Methodology: A three-year retrospective review of patients’ records from the ward, clinic, theatre, and histopathology laboratory was carried out. Cases with high indices of suspicion for ovarian cancer (ovarian tumour with malignant radiologic features with any of ascites, pleural effusion, cachexia, anaemia, or evidence of metastasis) were included. In-depth interviews were carried out with a consultant from each speciality of Radiology, Radio-oncology, Pathology and Gynaecologic oncology at the gynaecologic oncology multidisciplinary team meeting.

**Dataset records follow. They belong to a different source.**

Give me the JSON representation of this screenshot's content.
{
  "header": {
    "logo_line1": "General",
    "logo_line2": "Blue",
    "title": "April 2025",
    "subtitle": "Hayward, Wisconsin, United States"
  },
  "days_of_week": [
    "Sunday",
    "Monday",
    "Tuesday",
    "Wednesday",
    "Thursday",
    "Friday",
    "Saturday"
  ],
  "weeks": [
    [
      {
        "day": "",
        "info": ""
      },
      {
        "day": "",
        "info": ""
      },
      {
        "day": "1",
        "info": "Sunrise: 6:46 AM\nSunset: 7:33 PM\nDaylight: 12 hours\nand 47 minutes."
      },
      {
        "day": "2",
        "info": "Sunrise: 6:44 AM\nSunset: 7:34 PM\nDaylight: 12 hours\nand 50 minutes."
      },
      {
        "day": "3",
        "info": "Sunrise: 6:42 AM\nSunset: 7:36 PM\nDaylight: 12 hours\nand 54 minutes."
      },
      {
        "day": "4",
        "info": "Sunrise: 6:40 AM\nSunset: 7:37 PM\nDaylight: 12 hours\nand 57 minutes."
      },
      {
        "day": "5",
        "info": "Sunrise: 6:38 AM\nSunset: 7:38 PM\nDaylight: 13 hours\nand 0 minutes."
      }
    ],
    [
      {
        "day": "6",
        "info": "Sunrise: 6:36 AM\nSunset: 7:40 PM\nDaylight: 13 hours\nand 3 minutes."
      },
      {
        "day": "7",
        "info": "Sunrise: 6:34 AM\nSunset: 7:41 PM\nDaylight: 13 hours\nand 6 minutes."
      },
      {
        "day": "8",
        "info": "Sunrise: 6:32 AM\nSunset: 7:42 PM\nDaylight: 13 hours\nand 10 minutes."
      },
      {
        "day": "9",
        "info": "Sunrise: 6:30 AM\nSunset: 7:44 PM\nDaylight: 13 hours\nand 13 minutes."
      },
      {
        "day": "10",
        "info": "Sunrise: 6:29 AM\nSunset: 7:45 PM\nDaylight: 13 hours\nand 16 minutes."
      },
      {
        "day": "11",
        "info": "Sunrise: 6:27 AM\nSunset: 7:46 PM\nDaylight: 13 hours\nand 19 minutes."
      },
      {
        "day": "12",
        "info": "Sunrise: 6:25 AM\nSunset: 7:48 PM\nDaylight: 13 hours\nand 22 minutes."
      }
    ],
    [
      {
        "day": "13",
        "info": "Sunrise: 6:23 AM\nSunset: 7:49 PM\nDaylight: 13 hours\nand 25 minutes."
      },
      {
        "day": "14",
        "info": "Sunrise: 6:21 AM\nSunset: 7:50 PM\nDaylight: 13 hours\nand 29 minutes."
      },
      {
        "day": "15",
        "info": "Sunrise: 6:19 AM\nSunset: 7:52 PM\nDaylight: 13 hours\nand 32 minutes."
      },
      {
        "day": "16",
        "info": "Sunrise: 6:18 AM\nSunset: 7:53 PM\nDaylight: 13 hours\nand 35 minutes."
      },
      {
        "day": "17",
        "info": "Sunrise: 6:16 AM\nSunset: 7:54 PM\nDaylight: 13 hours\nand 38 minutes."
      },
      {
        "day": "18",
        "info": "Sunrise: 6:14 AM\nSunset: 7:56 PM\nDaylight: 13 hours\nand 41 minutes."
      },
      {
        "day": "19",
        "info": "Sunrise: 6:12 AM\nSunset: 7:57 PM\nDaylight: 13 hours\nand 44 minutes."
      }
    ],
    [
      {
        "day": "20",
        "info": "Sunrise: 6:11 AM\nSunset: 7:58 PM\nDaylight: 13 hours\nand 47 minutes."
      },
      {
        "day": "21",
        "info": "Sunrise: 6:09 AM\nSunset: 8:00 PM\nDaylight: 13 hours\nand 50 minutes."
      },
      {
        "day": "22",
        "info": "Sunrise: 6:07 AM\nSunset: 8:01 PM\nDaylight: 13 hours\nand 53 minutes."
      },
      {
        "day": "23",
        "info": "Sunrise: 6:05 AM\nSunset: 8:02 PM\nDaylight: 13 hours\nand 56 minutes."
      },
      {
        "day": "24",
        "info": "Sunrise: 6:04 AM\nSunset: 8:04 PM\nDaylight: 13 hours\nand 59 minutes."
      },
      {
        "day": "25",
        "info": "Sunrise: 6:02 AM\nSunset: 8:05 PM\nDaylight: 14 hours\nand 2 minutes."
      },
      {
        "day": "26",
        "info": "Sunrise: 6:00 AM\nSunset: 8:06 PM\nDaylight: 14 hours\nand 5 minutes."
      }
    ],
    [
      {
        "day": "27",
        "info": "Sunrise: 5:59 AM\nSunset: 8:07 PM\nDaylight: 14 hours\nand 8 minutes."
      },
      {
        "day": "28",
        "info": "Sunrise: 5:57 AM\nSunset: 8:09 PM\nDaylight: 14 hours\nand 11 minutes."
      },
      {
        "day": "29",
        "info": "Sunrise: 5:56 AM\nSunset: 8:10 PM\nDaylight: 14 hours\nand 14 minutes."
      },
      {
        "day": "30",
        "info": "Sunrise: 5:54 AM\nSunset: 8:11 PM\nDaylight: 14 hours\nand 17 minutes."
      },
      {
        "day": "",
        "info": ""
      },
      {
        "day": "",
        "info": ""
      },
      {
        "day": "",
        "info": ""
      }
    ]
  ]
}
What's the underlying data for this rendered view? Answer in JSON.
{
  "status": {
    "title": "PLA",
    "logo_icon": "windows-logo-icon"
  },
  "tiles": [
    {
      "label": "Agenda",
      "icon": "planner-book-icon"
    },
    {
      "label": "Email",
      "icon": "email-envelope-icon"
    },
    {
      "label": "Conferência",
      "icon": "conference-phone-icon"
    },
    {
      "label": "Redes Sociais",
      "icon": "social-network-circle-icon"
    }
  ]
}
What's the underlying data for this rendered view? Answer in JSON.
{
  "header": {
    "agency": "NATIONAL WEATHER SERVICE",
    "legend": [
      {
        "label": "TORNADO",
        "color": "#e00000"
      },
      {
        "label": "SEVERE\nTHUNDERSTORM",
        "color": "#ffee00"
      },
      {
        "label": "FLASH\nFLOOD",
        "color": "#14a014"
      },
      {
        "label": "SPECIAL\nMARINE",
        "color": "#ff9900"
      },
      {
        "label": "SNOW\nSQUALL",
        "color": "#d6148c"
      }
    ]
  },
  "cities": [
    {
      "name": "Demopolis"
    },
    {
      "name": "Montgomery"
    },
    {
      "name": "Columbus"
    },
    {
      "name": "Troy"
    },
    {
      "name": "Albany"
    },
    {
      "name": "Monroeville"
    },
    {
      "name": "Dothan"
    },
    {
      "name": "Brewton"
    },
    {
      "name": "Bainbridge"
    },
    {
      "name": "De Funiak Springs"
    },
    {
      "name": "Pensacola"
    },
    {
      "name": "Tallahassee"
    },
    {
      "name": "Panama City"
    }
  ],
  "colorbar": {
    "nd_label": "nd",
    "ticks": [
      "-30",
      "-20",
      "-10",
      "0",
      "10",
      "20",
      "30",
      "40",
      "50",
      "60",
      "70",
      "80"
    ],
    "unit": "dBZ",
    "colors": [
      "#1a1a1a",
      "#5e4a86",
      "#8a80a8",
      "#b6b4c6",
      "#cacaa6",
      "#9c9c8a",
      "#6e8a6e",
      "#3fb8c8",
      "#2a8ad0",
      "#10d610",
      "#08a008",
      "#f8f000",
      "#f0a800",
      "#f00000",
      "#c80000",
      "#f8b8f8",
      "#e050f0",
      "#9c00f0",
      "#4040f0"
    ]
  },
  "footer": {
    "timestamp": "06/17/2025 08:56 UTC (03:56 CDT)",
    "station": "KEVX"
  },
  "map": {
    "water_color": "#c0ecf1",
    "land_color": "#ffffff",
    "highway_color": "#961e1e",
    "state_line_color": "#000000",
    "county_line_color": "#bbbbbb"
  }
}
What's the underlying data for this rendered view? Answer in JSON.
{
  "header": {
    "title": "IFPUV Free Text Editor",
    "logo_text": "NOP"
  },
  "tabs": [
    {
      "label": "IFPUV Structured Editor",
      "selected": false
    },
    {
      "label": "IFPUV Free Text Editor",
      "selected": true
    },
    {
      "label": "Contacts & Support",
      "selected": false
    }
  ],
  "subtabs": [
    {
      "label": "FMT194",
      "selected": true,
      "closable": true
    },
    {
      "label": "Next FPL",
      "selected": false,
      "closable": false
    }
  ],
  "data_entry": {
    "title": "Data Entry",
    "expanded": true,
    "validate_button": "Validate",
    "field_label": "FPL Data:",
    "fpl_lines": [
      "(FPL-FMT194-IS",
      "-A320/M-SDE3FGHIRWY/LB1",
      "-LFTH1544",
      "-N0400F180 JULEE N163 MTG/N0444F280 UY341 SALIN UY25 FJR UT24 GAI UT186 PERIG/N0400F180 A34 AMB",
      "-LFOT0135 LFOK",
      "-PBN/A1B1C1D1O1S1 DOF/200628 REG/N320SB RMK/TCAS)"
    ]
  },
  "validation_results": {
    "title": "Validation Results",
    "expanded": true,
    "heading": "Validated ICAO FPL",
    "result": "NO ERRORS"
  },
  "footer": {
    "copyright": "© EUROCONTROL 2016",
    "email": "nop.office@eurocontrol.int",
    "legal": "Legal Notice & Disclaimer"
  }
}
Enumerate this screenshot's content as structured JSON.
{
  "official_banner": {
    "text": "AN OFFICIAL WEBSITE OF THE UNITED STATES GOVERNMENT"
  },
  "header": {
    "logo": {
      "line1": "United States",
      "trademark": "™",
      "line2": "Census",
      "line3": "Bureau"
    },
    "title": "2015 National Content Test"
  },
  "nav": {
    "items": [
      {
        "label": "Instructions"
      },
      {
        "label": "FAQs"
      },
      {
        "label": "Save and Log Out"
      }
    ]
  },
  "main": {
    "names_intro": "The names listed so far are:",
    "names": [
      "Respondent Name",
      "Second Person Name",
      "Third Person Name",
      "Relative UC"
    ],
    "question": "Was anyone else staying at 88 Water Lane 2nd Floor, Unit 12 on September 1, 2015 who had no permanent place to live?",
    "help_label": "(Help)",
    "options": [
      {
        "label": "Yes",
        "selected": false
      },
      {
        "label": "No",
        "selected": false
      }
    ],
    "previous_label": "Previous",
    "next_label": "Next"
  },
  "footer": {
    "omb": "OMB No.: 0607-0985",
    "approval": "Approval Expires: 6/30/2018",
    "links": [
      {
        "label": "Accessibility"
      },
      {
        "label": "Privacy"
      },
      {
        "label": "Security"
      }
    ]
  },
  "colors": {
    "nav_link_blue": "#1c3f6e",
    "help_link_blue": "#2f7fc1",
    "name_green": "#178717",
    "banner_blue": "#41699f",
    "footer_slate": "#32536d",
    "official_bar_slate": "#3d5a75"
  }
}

Results: 122 cases of highly suspicious ovarian malignancies were seen with a mean age of 40.6 years. Of these, 28 (23%) had surgery and 77% had no histological diagnosis. Of those that had surgery, 13 (46.4%) had upfront surgery and 15 (53.6%) neoadjuvant chemotherapy (NACT) followed by interval debulking surgery (IDS). Only two cases had documented complete (R0) debulking. Among those that had upfront surgery, one case (7.7%) was an ovarian fibroid and one (7.7%) was a fibrosarcoma while two cases (15.4%) were borderline ovarian tumours. In three cases, chemotherapy was commenced based on malignant cells on ascitic or pleural fluid cytology. Of all the malignant cases, epithelial carcinomas were the most common accounting for 48%.
Conclusion: Most patients with tumours highly suspicious of ovarian cancers did not get a histologic diagnosis and probably died undiagnosed. Management of ovarian cancer remains a challenge despite advances in surgical and chemotherapeutic options. Health insurance for all, infrastructure development and training of all disciplines involved is recommended.